Do you know what Desperate Dan, Eleanor Rigby and David Bowie have in common?
They are all the subject of statues in different parts of the country; in Dundee, Liverpool and Aylesbury respectively.
Statues are seen as an important aspect of our culture; often they represent people who have made their mark in times past; sometimes they might trigger a happy childhood memory or prompt us to recall the meaning we attach to a well-loved song.
On occasions, as the protests of recent weeks have drawn to our attention, a statue can speak a sober warning from history, urging us not to follow in the footsteps of our forebears.
It was the Spanish-born philosopher George Santayana who wisely observed: “Those who do not remember the past are condemned to repeat it.”
Often a memorial will reveal an aspect of local history that would otherwise remain hidden.
Most mornings in recent months I’ve walked past the bronze sculpture of Georgina Baroness Mount-Temple, situated near the Cliff Railway Café on Babbacombe Downs. Until recently I didn’t know why it was there.
Erected in 1903, two years after Georgina’s death, it serves as a reminder of at least one thing that was important to her.
The narrow moat around the base of the statue was for animals such as dogs and birds to drink water from; the bowl higher up was suitable for horses; This speaks of Baroness Mount-Temple’s concern for animal welfare.

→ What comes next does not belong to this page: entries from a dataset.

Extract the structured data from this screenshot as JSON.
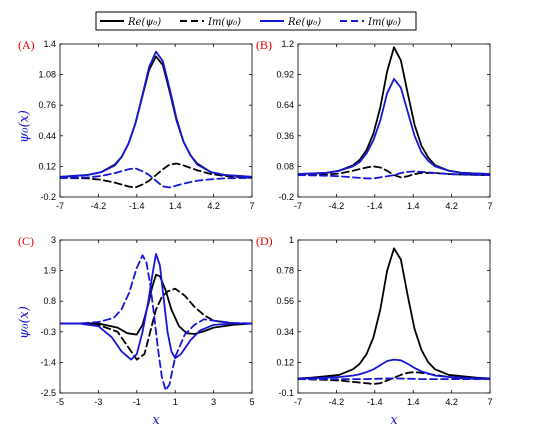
{
  "legend": [
    {
      "label": "Re(ψ₀)",
      "color": "#000000",
      "dash": "solid"
    },
    {
      "label": "Im(ψ₀)",
      "color": "#000000",
      "dash": "dashed"
    },
    {
      "label": "Re(ψ₀)",
      "color": "#1515d6",
      "dash": "solid"
    },
    {
      "label": "Im(ψ₀)",
      "color": "#1515d6",
      "dash": "dashed"
    }
  ],
  "colors": {
    "black": "#000000",
    "blue": "#1515d6",
    "tag": "#e00000"
  },
  "chart_data": [
    {
      "type": "line",
      "tag": "(A)",
      "ylabel": "ψ₀(x)",
      "xlabel": "",
      "xlim": [
        -7,
        7
      ],
      "ylim": [
        -0.2,
        1.4
      ],
      "xticks": [
        "-7",
        "-4.2",
        "-1.4",
        "1.4",
        "4.2",
        "7"
      ],
      "yticks": [
        "-0.2",
        "0.12",
        "0.44",
        "0.76",
        "1.08",
        "1.4"
      ],
      "series": [
        {
          "color": "#000000",
          "dash": "solid",
          "x": [
            -7,
            -6,
            -5,
            -4,
            -3,
            -2.5,
            -2,
            -1.5,
            -1,
            -0.5,
            0,
            0.5,
            1,
            1.5,
            2,
            2.5,
            3,
            4,
            5,
            6,
            7
          ],
          "y": [
            0.01,
            0.02,
            0.03,
            0.06,
            0.14,
            0.22,
            0.36,
            0.57,
            0.85,
            1.13,
            1.27,
            1.18,
            0.9,
            0.6,
            0.38,
            0.24,
            0.15,
            0.06,
            0.03,
            0.02,
            0.01
          ]
        },
        {
          "color": "#000000",
          "dash": "dashed",
          "x": [
            -7,
            -5,
            -4,
            -3,
            -2,
            -1.5,
            -1,
            -0.5,
            0,
            0.5,
            1,
            1.5,
            2,
            3,
            4,
            5,
            7
          ],
          "y": [
            0,
            -0.005,
            -0.02,
            -0.05,
            -0.09,
            -0.1,
            -0.07,
            -0.03,
            0.03,
            0.09,
            0.14,
            0.15,
            0.13,
            0.08,
            0.04,
            0.02,
            0
          ]
        },
        {
          "color": "#1515d6",
          "dash": "solid",
          "x": [
            -7,
            -6,
            -5,
            -4,
            -3,
            -2.5,
            -2,
            -1.5,
            -1,
            -0.5,
            0,
            0.5,
            1,
            1.5,
            2,
            2.5,
            3,
            4,
            5,
            6,
            7
          ],
          "y": [
            0.01,
            0.02,
            0.03,
            0.06,
            0.13,
            0.22,
            0.36,
            0.57,
            0.86,
            1.16,
            1.32,
            1.22,
            0.93,
            0.62,
            0.38,
            0.24,
            0.14,
            0.06,
            0.03,
            0.02,
            0.01
          ]
        },
        {
          "color": "#1515d6",
          "dash": "dashed",
          "x": [
            -7,
            -5,
            -4,
            -3,
            -2,
            -1.5,
            -1,
            -0.5,
            0,
            0.5,
            1,
            1.5,
            2,
            3,
            4,
            5,
            7
          ],
          "y": [
            0,
            0.005,
            0.02,
            0.05,
            0.09,
            0.1,
            0.07,
            0.03,
            -0.03,
            -0.09,
            -0.1,
            -0.08,
            -0.06,
            -0.03,
            -0.015,
            -0.005,
            0
          ]
        }
      ]
    },
    {
      "type": "line",
      "tag": "(B)",
      "ylabel": "",
      "xlabel": "",
      "xlim": [
        -7,
        7
      ],
      "ylim": [
        -0.2,
        1.2
      ],
      "xticks": [
        "-7",
        "-4.2",
        "-1.4",
        "1.4",
        "4.2",
        "7"
      ],
      "yticks": [
        "-0.2",
        "0.08",
        "0.36",
        "0.64",
        "0.92",
        "1.2"
      ],
      "series": [
        {
          "color": "#000000",
          "dash": "solid",
          "x": [
            -7,
            -6,
            -5,
            -4,
            -3,
            -2.5,
            -2,
            -1.5,
            -1,
            -0.5,
            0,
            0.5,
            1,
            1.5,
            2,
            2.5,
            3,
            4,
            5,
            6,
            7
          ],
          "y": [
            0.01,
            0.015,
            0.02,
            0.04,
            0.09,
            0.14,
            0.23,
            0.38,
            0.62,
            0.95,
            1.17,
            1.05,
            0.75,
            0.46,
            0.27,
            0.16,
            0.09,
            0.04,
            0.02,
            0.015,
            0.01
          ]
        },
        {
          "color": "#000000",
          "dash": "dashed",
          "x": [
            -7,
            -5,
            -4,
            -3,
            -2,
            -1.5,
            -1,
            -0.5,
            0,
            0.5,
            1,
            1.5,
            2,
            3,
            4,
            5,
            7
          ],
          "y": [
            0,
            0.005,
            0.015,
            0.04,
            0.07,
            0.08,
            0.07,
            0.04,
            0,
            -0.02,
            -0.01,
            0.01,
            0.02,
            0.02,
            0.01,
            0.005,
            0
          ]
        },
        {
          "color": "#1515d6",
          "dash": "solid",
          "x": [
            -7,
            -6,
            -5,
            -4,
            -3,
            -2.5,
            -2,
            -1.5,
            -1,
            -0.5,
            0,
            0.5,
            1,
            1.5,
            2,
            2.5,
            3,
            4,
            5,
            6,
            7
          ],
          "y": [
            0.01,
            0.015,
            0.02,
            0.04,
            0.08,
            0.12,
            0.2,
            0.32,
            0.5,
            0.75,
            0.88,
            0.8,
            0.58,
            0.36,
            0.21,
            0.13,
            0.08,
            0.04,
            0.02,
            0.015,
            0.01
          ]
        },
        {
          "color": "#1515d6",
          "dash": "dashed",
          "x": [
            -7,
            -5,
            -4,
            -3,
            -2,
            -1.5,
            -1,
            -0.5,
            0,
            0.5,
            1,
            1.5,
            2,
            3,
            4,
            5,
            7
          ],
          "y": [
            0,
            -0.005,
            -0.01,
            -0.02,
            -0.03,
            -0.03,
            -0.02,
            -0.01,
            0,
            0.02,
            0.03,
            0.035,
            0.03,
            0.02,
            0.01,
            0.005,
            0
          ]
        }
      ]
    },
    {
      "type": "line",
      "tag": "(C)",
      "ylabel": "ψ₀(x)",
      "xlabel": "x",
      "xlim": [
        -5,
        5
      ],
      "ylim": [
        -2.5,
        3
      ],
      "xticks": [
        "-5",
        "-3",
        "-1",
        "1",
        "3",
        "5"
      ],
      "yticks": [
        "-2.5",
        "-1.4",
        "-0.3",
        "0.8",
        "1.9",
        "3"
      ],
      "series": [
        {
          "color": "#000000",
          "dash": "solid",
          "x": [
            -5,
            -4,
            -3,
            -2,
            -1.5,
            -1,
            -0.7,
            -0.4,
            -0.2,
            0,
            0.2,
            0.5,
            0.8,
            1.2,
            1.6,
            2,
            2.5,
            3,
            4,
            5
          ],
          "y": [
            0,
            0,
            0,
            -0.15,
            -0.35,
            -0.4,
            -0.05,
            0.7,
            1.3,
            1.75,
            1.7,
            1.2,
            0.5,
            -0.1,
            -0.35,
            -0.38,
            -0.28,
            -0.15,
            -0.05,
            0
          ]
        },
        {
          "color": "#000000",
          "dash": "dashed",
          "x": [
            -5,
            -4,
            -3,
            -2,
            -1.5,
            -1,
            -0.6,
            -0.3,
            0,
            0.3,
            0.6,
            1,
            1.5,
            2,
            2.5,
            3,
            4,
            5
          ],
          "y": [
            0,
            0,
            -0.05,
            -0.3,
            -0.8,
            -1.3,
            -1.1,
            -0.3,
            0.5,
            0.95,
            1.15,
            1.25,
            1.0,
            0.6,
            0.3,
            0.1,
            0,
            0
          ]
        },
        {
          "color": "#1515d6",
          "dash": "solid",
          "x": [
            -5,
            -4,
            -3,
            -2.3,
            -1.8,
            -1.3,
            -1,
            -0.7,
            -0.4,
            -0.2,
            0,
            0.2,
            0.4,
            0.6,
            0.8,
            1,
            1.3,
            1.8,
            2.3,
            3,
            4,
            5
          ],
          "y": [
            0,
            0,
            -0.1,
            -0.5,
            -1.0,
            -1.3,
            -1.1,
            -0.3,
            0.8,
            1.7,
            2.5,
            2.1,
            0.9,
            -0.3,
            -1.0,
            -1.25,
            -1.1,
            -0.6,
            -0.25,
            -0.05,
            0,
            0
          ]
        },
        {
          "color": "#1515d6",
          "dash": "dashed",
          "x": [
            -5,
            -4,
            -3,
            -2.2,
            -1.8,
            -1.4,
            -1,
            -0.7,
            -0.5,
            -0.3,
            -0.1,
            0.1,
            0.3,
            0.5,
            0.7,
            1,
            1.5,
            2,
            2.5,
            3,
            4,
            5
          ],
          "y": [
            0,
            0,
            0.05,
            0.2,
            0.5,
            1.1,
            2.0,
            2.45,
            2.2,
            1.4,
            0.3,
            -0.9,
            -1.9,
            -2.4,
            -2.2,
            -1.2,
            -0.4,
            -0.05,
            0.15,
            0.1,
            0.02,
            0
          ]
        }
      ]
    },
    {
      "type": "line",
      "tag": "(D)",
      "ylabel": "",
      "xlabel": "x",
      "xlim": [
        -7,
        7
      ],
      "ylim": [
        -0.1,
        1
      ],
      "xticks": [
        "-7",
        "-4.2",
        "-1.4",
        "1.4",
        "4.2",
        "7"
      ],
      "yticks": [
        "-0.1",
        "0.12",
        "0.34",
        "0.56",
        "0.78",
        "1"
      ],
      "series": [
        {
          "color": "#000000",
          "dash": "solid",
          "x": [
            -7,
            -6,
            -5,
            -4,
            -3,
            -2.5,
            -2,
            -1.5,
            -1,
            -0.5,
            0,
            0.5,
            1,
            1.5,
            2,
            2.5,
            3,
            4,
            5,
            6,
            7
          ],
          "y": [
            0.005,
            0.01,
            0.02,
            0.03,
            0.07,
            0.11,
            0.18,
            0.3,
            0.5,
            0.78,
            0.94,
            0.86,
            0.6,
            0.36,
            0.21,
            0.12,
            0.07,
            0.03,
            0.02,
            0.01,
            0.005
          ]
        },
        {
          "color": "#000000",
          "dash": "dashed",
          "x": [
            -7,
            -5,
            -4,
            -3,
            -2,
            -1.5,
            -1,
            -0.5,
            0,
            0.5,
            1,
            1.5,
            2,
            3,
            4,
            5,
            7
          ],
          "y": [
            0,
            -0.005,
            -0.01,
            -0.02,
            -0.03,
            -0.035,
            -0.03,
            -0.01,
            0.01,
            0.03,
            0.045,
            0.05,
            0.045,
            0.03,
            0.015,
            0.005,
            0
          ]
        },
        {
          "color": "#1515d6",
          "dash": "solid",
          "x": [
            -7,
            -6,
            -5,
            -4,
            -3,
            -2.5,
            -2,
            -1.5,
            -1,
            -0.5,
            0,
            0.5,
            1,
            1.5,
            2,
            2.5,
            3,
            4,
            5,
            6,
            7
          ],
          "y": [
            0.005,
            0.005,
            0.01,
            0.015,
            0.025,
            0.035,
            0.05,
            0.07,
            0.1,
            0.13,
            0.14,
            0.135,
            0.11,
            0.08,
            0.055,
            0.04,
            0.025,
            0.015,
            0.01,
            0.005,
            0.005
          ]
        },
        {
          "color": "#1515d6",
          "dash": "dashed",
          "x": [
            -7,
            -5,
            -3,
            -2,
            -1,
            0,
            1,
            2,
            3,
            5,
            7
          ],
          "y": [
            0,
            0,
            0,
            0,
            0.003,
            0.005,
            0.003,
            0,
            0,
            0,
            0
          ]
        }
      ]
    }
  ]
}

She was one of the early patrons of the RSPCA and also campaigned against vivisection.
The Bible reminds me that men and women have always been helped by the visual reminders that statues and the like have provided.
I recall as a child in church singing a hymn that contained this rather strange statement: “Here I raise my Ebenezer.” Before its meaning was explained to me, I wondered why we were singing a hymn about Scrooge!
Actually, the word ‘Ebenezer’ refers to an incident in the Old Testament, in 1 Samuel 7:12, where we’re told that after a particular victory over an enemy, “The prophet Samuel took a stone and set it up between the towns of Mizpah and Shen. He named it Ebenezer, saying: ‘Thus far the Lord has helped us’.” The word Ebenezer means ‘stone of help’.
In setting up this stone statue, Samuel was leaving a physical reminder that would be visible for years to come.
When subsequent generations would walk past that spot, or enjoy a picnic nearby, and children would ask their parents what that large stone was doing there, they would be told of how, in that particular time of need, God, as he had so often done in days gone by, had come to the rescue of the Israelites.
Seeing the stone sparked the memory, and then the story would be told of the Lord’s care and concern for his people.
‘Remembering’ is a significant tenet of the Christian faith. The hymns and songs that we sing in church are full of reminders of who Jesus is and what he has done for us. Some of the choruses I learnt in Sunday School didn’t really grip me at the time but in adult life there have been plenty of occasions when those words, stored in my memory banks, have come back to my thinking and the truth conveyed in them has encouraged and helped me.
Jesus himself understood how forgetful we can be, and so he often underlined the point he was making by doing something memorable.
When he was teaching his disciples about what it means to be a servant of others, he got down on his knees with a bowl of water and a towel and washed their feet.
I imagine that was an event they’d never forget.
And Jesus shared bread and wine with the disciples to help them keep the significance of his life-giving sacrifice at the forefront of their thinking,
As they ate and drank together, Jesus said: “This is my body broken for you; this is my blood poured out for you.”
In the simple act of eating and drinking I am given a daily reminder of the extent of the Lord’s love for me, and why I’ve put my trust in him.